# Ginger & Teddy after bath



## Pamela (Sep 9, 2008)

Well, I am not crazy about these pix. They didn't come out that good - but i tried lol to stack them ha ha - I am a beginner!


----------



## Pamela (Sep 9, 2008)

As you probably guessed - Teddy was struggling and couldnt stay still lol!


----------



## Pamela (Sep 9, 2008)

ginger's red color is fading - boo hoo - she had a bunch of white hairs.


----------



## Pamela (Sep 9, 2008)

PS they are very very fluffy though!


----------



## CurlyDog (Aug 20, 2008)

Awww. They look nice. Don't you love it when they're clean and fluffy?


----------



## Blue Fox (Oct 22, 2008)

I just posted in the other thread looking for pics LOL. Thanks for sharing them with us. I just love it after T has a bath and he smells wonderful and is so soft and cuddly.

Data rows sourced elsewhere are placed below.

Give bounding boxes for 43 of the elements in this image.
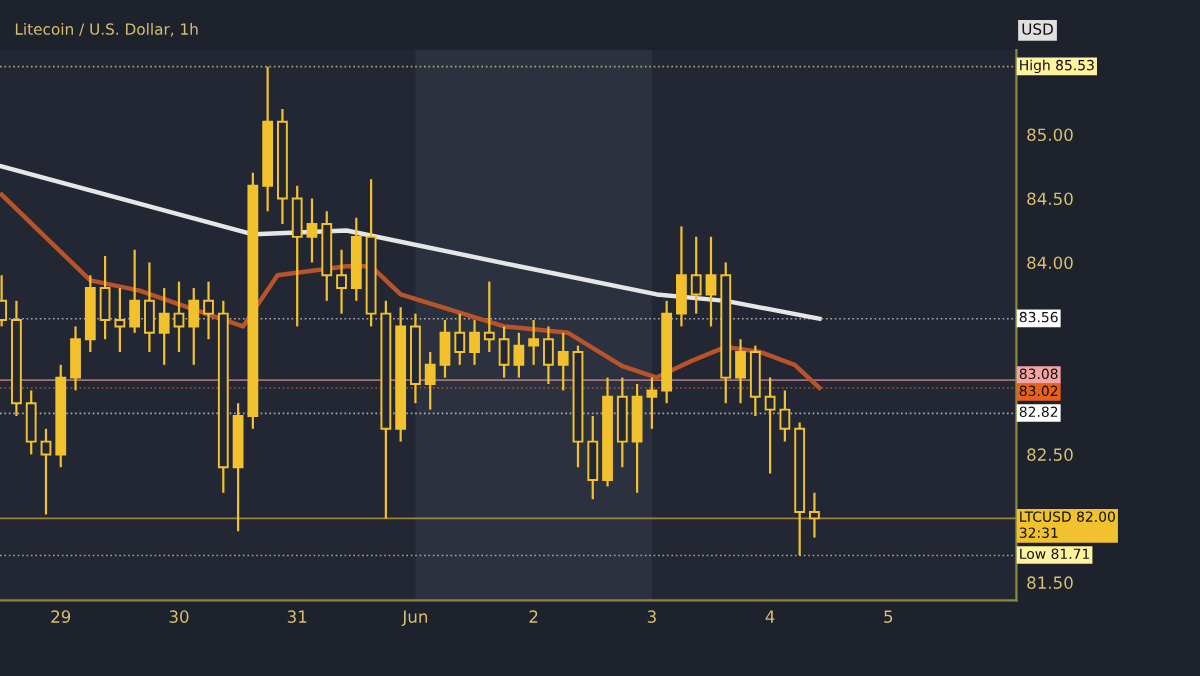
candlestick [424,350,436,411]
y-tick-label: 85.00 [1027,128,1073,142]
candlestick [528,318,540,366]
y-tick-label: 82.50 [1027,448,1073,461]
candlestick [306,197,318,264]
x-tick-label: 4 [765,610,775,623]
x-tick-label: 31 [287,610,307,623]
candlestick [690,235,702,315]
candlestick [173,280,185,354]
candlestick [749,344,761,418]
candlestick [439,318,451,379]
x-tick-label: 5 [884,610,893,623]
x-tick-label: 30 [169,610,189,623]
candlestick [735,338,746,405]
candlestick [40,427,52,516]
candlestick [188,286,200,366]
candlestick [70,325,81,392]
x-tick-label: 3 [647,610,656,623]
candlestick [99,254,111,341]
y-tick-label: 84.50 [1027,192,1073,206]
candlestick [144,261,155,354]
candlestick [25,389,37,456]
candlestick [587,414,599,501]
candlestick [203,280,214,341]
candlestick [557,331,569,392]
candlestick [809,491,820,539]
candlestick [705,235,717,328]
candlestick [129,248,141,334]
candlestick [616,376,628,469]
candlestick [483,280,495,354]
candlestick [336,248,347,315]
x-tick-label: 2 [529,610,538,623]
candlestick [469,318,480,366]
candlestick [158,286,170,366]
y-tick-label: 84.00 [1027,256,1073,270]
candlestick [454,312,466,366]
x-tick-label: Jun [401,610,428,627]
candlestick [676,225,687,328]
y-tick-label: 81.50 [1027,576,1073,589]
candlestick [291,184,303,328]
candlestick [114,286,126,354]
x-tick-label: 29 [51,610,71,623]
candlestick [543,325,554,386]
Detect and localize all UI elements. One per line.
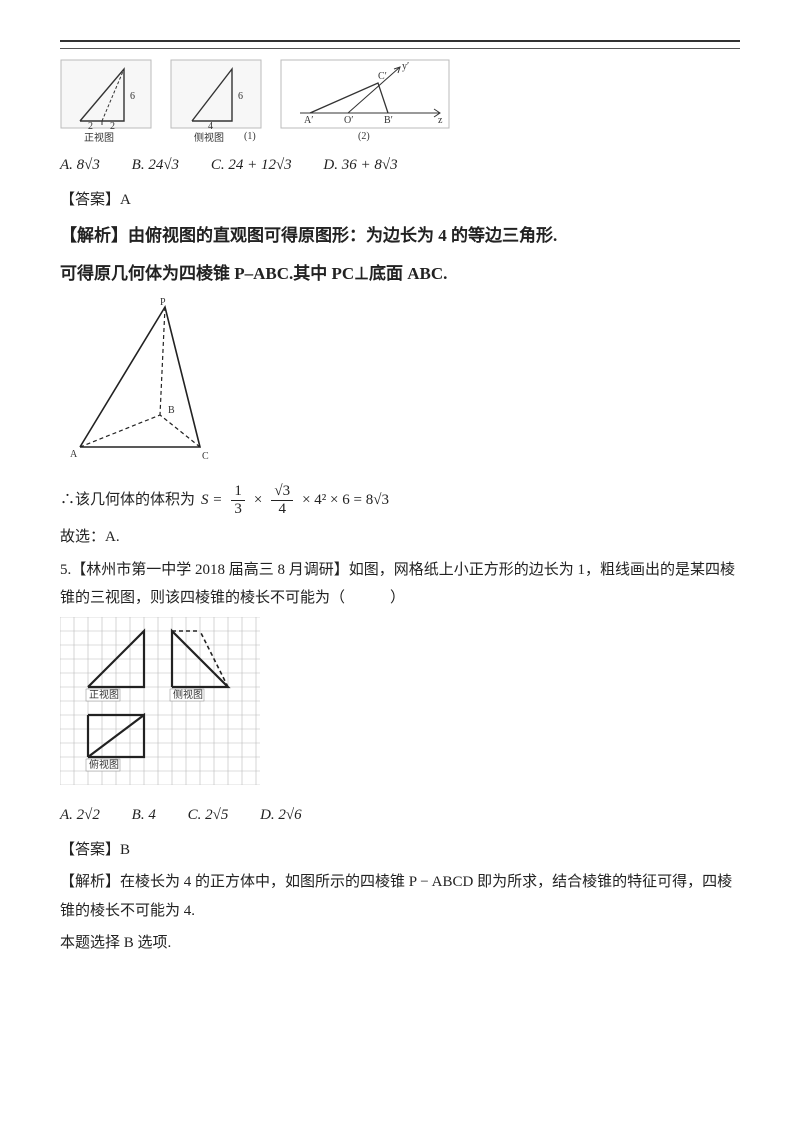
opt5-B: B. 4	[132, 801, 156, 830]
top-rule	[60, 40, 740, 42]
dim-2a: 2	[88, 121, 93, 132]
three-view-grid-icon: 正视图 侧视图 俯视图	[60, 617, 260, 785]
C-prime: C′	[378, 71, 387, 82]
O-prime: O′	[344, 115, 353, 126]
frac1-top: 1	[231, 483, 245, 501]
side-view-label: 侧视图	[194, 131, 224, 143]
opt5-A: A. 2√2	[60, 801, 100, 830]
formula-S: S =	[201, 486, 222, 515]
figure-row-1: 2 2 6 正视图 4 6 (1) 侧视图 A′ O′ B′ C′ y	[60, 59, 740, 143]
analysis-q4-l2: 可得原几何体为四棱锥 P–ABC.其中 PC⊥底面 ABC.	[60, 258, 740, 290]
q5-text: 5.【林州市第一中学 2018 届高三 8 月调研】如图，网格纸上小正方形的边长…	[60, 556, 740, 613]
frac-root3-4: √3 4	[271, 483, 293, 517]
label-P: P	[160, 297, 166, 308]
opt-C: C. 24 + 12√3	[211, 151, 292, 180]
dim-2b: 2	[110, 121, 115, 132]
opt-A: A. 8√3	[60, 151, 100, 180]
front-view-icon: 2 2 6 正视图	[60, 59, 152, 143]
paren2: (2)	[358, 131, 370, 142]
front-view-label: 正视图	[84, 131, 114, 143]
paren1: (1)	[244, 131, 256, 142]
formula-tail: × 4² × 6 = 8√3	[302, 486, 389, 515]
side-view-icon: 4 6 (1) 侧视图	[170, 59, 262, 143]
volume-formula: ∴该几何体的体积为 S = 1 3 × √3 4 × 4² × 6 = 8√3	[60, 483, 740, 517]
answer-q4: 【答案】A	[60, 186, 740, 215]
formula-prefix: ∴该几何体的体积为	[60, 486, 195, 515]
analysis-q5: 【解析】在棱长为 4 的正方体中，如图所示的四棱锥 P − ABCD 即为所求，…	[60, 868, 740, 925]
grid-top-label: 俯视图	[89, 758, 119, 771]
times1: ×	[254, 486, 262, 515]
B-prime: B′	[384, 115, 393, 126]
analysis-q4-l1: 【解析】由俯视图的直观图可得原图形：为边长为 4 的等边三角形.	[60, 220, 740, 252]
opt5-D: D. 2√6	[260, 801, 302, 830]
opt-B: B. 24√3	[132, 151, 179, 180]
dim-6a: 6	[130, 91, 135, 102]
page: 2 2 6 正视图 4 6 (1) 侧视图 A′ O′ B′ C′ y	[0, 0, 800, 1042]
conclusion-q4: 故选：A.	[60, 523, 740, 552]
opt-D: D. 36 + 8√3	[323, 151, 397, 180]
y-prime: y′	[402, 61, 409, 72]
oblique-view-icon: A′ O′ B′ C′ y′ z (2)	[280, 59, 450, 143]
dim-4: 4	[208, 121, 213, 132]
grid-side-label: 侧视图	[173, 688, 203, 701]
mid-rule	[60, 48, 740, 49]
label-C: C	[202, 451, 209, 462]
options-q4: A. 8√3 B. 24√3 C. 24 + 12√3 D. 36 + 8√3	[60, 151, 740, 180]
opt5-C: C. 2√5	[188, 801, 229, 830]
options-q5: A. 2√2 B. 4 C. 2√5 D. 2√6	[60, 801, 740, 830]
choice-q5: 本题选择 B 选项.	[60, 929, 740, 958]
label-A: A	[70, 449, 78, 460]
frac-1-3: 1 3	[231, 483, 245, 517]
z-axis: z	[438, 115, 443, 126]
frac2-top: √3	[271, 483, 293, 501]
tetra-diagram-icon: P A B C	[60, 297, 230, 467]
label-B: B	[168, 405, 175, 416]
answer-q5: 【答案】B	[60, 836, 740, 865]
A-prime: A′	[304, 115, 313, 126]
frac2-bot: 4	[271, 501, 293, 518]
grid-front-label: 正视图	[89, 688, 119, 701]
dim-6b: 6	[238, 91, 243, 102]
frac1-bot: 3	[231, 501, 245, 518]
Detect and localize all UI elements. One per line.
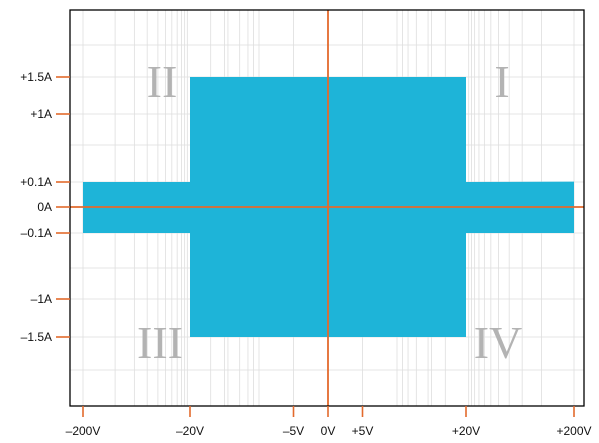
quadrant-label: IV <box>474 317 523 368</box>
x-tick-label: +5V <box>352 424 374 438</box>
x-tick-label: –5V <box>283 424 304 438</box>
y-tick-label: +0.1A <box>20 175 52 189</box>
y-tick-label: +1.5A <box>20 70 52 84</box>
x-tick-label: –20V <box>176 424 204 438</box>
y-tick-label: –1A <box>31 292 52 306</box>
y-tick-label: +1A <box>30 107 52 121</box>
quadrant-label: I <box>494 56 509 107</box>
x-tick-label: 0V <box>321 424 336 438</box>
quadrant-label: II <box>147 56 178 107</box>
x-tick-label: +200V <box>556 424 591 438</box>
x-tick-label: –200V <box>66 424 101 438</box>
y-tick-label: –1.5A <box>21 330 52 344</box>
quadrant-label: III <box>137 317 183 368</box>
plot-frame <box>69 9 585 407</box>
x-tick-label: +20V <box>452 424 480 438</box>
y-tick-label: 0A <box>37 200 52 214</box>
tick-labels: –200V –20V –5V 0V +5V +20V +200V +1.5A +1A +0.1A 0… <box>20 70 591 438</box>
zero-axes <box>70 10 584 406</box>
tick-marks <box>56 76 575 417</box>
y-tick-label: –0.1A <box>21 226 52 240</box>
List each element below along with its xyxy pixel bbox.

Think that's why I really don't want to cut him down for the summer :weep:


----------



## Gigit (Oct 13, 2008)

Very "handsome" dogs, thanks for sharing


----------



## Pamela (Sep 9, 2008)

Thank you - they don't look that different to me but I think I thought the hair was longer than it is lol It was still a relief to have someone else do the work this time though lol


----------



## gwtwmum2 (Sep 14, 2008)

They both look sweet and I love their colors. Is Teddy alot taller than Ginger or is that just the way the two pictures look side by side?


----------



## Pamela (Sep 9, 2008)

you know I thought they were the same but if you look at me in the picture he is taller isn't he? She is longer. I one time I thought maybe he had some lab in him because he is so stocky but the vet doesn't think so. What do you all think of his color now - still silver beige? I feel sad that Ginger's red is fading. She has so many white hairs!


----------



## gwtwmum2 (Sep 14, 2008)

Maybe he is a bit bunched up and that is what makes him look taller and shorter in the body? 
I think her color is very pretty. That is Ginger in the first picture sitting, right? I do know what you mean though, with my Crestie Fiona, I thought her mane would stay black but it ended up being silver. It is pretty but just not what I had thought.


----------



## Pamela (Sep 9, 2008)

maybe - he wasn't cooperating lol - he is not as long as her and doesn't have those beautiful streamlined poodles lines like she does.


----------